By James Noble
October 16, 2014
B.C. has no geothermal power generation, but according to new research released by Canada’s geothermal energy sector, B.C. could generate 5,500 megawatts of power from geothermal sources—equivalent to the amount of electricity from Site C hydroelectric damn, at prices of 10-cents per kilowatt hour or less.
The provincial government is preparing to make a decision on whether to go ahead with Site C sometime in November. A Joint Review Panel that examined BC Hydro’s application for Site C noted that there were potential alternatives that hadn’t been fully explored, including geothermal.However, it is uncertain whether this new research will have an impact on the government’s decision making process.
Utility-scale geothermal energy involves drilling thousands of meters into the earth to tap hot spots, like volcanic zones, to draw heat to the surface to generate steam to drive power turbines. Among the advantages of geothermal power is that it involves low running costs, as no fuel is needed to generate energy, it is reliable, and it does not create pollution.
As countries around the world attempt to reduce their reliance on fossil fuels, geothermal energy is viewed as a new source of clean power generation. Japan, for example, currently has 17 geothermal power stations and has plans to develop more. France also has plans to increase its use of geothermal energy. Currently, Paris has the world’s second-largest concentration of geothermal wells, after Iceland, and is developing a 13-kilometre geothermal network that will ultimately bring heat to 180,000 Parisian homes.
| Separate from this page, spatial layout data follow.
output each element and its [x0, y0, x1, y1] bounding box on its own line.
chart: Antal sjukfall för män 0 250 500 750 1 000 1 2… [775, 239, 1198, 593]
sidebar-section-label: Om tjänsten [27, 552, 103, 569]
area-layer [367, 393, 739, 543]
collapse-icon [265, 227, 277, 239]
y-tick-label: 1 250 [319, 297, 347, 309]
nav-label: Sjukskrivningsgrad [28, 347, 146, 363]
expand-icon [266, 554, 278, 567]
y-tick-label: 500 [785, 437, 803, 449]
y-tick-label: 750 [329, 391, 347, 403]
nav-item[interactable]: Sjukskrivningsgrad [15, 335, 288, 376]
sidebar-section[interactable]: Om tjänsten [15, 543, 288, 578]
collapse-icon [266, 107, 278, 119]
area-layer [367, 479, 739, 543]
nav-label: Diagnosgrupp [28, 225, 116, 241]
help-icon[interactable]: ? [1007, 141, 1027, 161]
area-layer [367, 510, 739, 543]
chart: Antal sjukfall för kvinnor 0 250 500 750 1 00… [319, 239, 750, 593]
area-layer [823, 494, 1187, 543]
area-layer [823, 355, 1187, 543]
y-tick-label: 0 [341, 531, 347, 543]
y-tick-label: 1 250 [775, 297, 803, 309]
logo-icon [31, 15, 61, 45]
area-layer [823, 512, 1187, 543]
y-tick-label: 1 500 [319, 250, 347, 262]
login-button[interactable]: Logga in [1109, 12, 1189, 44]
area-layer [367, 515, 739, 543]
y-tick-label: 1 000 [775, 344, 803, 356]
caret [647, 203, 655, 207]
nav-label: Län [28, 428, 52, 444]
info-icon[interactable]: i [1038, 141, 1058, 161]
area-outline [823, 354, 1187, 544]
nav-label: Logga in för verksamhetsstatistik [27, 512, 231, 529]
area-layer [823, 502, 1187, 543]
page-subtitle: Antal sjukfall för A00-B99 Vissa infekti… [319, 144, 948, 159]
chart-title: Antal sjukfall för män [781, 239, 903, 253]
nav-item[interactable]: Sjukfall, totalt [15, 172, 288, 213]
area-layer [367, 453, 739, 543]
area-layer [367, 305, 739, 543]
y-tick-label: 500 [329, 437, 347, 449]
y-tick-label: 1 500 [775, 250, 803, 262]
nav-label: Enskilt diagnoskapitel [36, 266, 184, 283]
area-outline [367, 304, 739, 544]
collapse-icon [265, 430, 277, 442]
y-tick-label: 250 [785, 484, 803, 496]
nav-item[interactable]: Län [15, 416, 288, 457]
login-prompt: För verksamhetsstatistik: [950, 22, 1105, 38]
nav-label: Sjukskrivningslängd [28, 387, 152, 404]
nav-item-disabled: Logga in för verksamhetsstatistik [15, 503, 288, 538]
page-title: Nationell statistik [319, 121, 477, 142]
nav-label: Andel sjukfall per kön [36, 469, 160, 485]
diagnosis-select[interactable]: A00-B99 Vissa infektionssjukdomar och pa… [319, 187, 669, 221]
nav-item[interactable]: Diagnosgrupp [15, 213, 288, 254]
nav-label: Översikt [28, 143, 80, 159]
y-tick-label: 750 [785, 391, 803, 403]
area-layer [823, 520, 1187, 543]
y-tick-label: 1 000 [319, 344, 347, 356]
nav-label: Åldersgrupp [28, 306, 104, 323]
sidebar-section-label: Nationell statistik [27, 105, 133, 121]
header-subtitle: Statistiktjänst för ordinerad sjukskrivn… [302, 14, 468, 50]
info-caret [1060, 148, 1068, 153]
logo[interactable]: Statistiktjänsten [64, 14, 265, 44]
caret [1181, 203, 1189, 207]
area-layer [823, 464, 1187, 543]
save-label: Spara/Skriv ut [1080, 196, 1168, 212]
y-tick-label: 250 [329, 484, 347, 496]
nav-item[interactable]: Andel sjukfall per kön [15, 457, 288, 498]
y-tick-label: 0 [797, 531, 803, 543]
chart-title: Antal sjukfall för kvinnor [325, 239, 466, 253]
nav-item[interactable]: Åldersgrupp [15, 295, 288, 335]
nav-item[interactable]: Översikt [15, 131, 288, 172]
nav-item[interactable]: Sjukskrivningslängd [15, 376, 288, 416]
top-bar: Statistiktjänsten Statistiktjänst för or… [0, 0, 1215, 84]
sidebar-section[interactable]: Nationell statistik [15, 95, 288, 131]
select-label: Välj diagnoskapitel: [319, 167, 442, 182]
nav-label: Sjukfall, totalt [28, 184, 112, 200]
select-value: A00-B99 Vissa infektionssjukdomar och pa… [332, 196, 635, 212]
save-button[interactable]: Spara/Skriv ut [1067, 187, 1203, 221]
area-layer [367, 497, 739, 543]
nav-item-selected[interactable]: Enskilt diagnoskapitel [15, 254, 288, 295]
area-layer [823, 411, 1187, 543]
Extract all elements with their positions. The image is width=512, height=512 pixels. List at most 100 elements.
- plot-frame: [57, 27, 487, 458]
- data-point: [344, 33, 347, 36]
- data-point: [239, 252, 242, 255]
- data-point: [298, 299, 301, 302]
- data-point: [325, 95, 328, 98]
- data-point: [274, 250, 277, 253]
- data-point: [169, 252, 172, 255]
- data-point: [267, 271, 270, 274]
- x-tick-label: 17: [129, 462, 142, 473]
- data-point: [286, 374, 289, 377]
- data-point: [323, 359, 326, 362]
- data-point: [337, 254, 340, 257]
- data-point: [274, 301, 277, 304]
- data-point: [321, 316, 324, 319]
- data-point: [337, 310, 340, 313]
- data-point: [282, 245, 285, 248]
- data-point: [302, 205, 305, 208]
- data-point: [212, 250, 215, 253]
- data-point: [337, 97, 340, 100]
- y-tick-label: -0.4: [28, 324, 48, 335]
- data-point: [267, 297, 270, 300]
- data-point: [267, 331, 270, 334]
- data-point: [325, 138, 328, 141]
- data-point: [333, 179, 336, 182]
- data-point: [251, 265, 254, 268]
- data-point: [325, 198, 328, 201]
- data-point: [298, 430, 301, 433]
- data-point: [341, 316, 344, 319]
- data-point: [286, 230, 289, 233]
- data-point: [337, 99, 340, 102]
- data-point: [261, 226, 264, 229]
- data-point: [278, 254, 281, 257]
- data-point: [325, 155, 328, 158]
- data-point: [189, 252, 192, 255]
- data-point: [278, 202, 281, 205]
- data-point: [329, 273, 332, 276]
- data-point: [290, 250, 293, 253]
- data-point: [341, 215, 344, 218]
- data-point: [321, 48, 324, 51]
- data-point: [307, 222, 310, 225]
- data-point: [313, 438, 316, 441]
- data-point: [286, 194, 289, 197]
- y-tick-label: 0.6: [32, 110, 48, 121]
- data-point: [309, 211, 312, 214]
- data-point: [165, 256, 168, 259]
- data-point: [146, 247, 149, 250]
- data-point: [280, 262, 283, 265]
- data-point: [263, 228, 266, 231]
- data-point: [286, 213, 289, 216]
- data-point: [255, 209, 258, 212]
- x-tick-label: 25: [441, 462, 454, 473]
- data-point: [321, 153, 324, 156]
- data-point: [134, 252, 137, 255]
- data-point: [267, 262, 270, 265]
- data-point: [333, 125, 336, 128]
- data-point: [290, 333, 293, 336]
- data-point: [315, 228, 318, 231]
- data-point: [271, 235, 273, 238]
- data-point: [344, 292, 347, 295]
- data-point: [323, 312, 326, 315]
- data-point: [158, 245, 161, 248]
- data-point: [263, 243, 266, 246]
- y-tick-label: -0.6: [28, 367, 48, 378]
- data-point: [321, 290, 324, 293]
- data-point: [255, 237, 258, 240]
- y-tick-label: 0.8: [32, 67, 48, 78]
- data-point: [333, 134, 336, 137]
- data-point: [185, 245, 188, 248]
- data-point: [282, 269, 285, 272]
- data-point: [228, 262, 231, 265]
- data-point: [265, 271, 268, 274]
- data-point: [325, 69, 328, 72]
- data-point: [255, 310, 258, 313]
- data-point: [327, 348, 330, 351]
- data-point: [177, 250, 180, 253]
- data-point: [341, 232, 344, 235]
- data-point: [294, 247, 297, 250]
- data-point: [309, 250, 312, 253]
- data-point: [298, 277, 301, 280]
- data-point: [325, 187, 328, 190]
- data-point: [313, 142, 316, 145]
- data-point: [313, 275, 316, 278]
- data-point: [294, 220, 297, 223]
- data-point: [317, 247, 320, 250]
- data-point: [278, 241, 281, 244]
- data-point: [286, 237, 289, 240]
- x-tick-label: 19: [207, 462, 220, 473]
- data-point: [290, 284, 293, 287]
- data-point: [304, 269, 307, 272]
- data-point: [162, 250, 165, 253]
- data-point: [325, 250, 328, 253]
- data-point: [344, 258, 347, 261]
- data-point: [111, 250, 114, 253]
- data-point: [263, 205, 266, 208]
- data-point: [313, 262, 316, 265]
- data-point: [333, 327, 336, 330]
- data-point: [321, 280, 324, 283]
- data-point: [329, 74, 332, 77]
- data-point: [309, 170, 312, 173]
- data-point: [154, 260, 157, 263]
Canada currently has no commercial geothermal power plants despite abundant potential. Though all countries that sit on the Pacific Ring of Fire have commercial geothermal plants, Canada is the only exception. Ironically, Canadian energy companies run geothermal power plants around the world.
British Columbia and the Yukon have the greatest potential for geothermal resources and both regions are also blessed with cheap and clean hydropower from long-running generating stations. After establishing provincial leadership in clean energy policies – most notably, carbon taxation – geothermal energy provides an opportunity for the province to reinforce its commitment to low carbon development.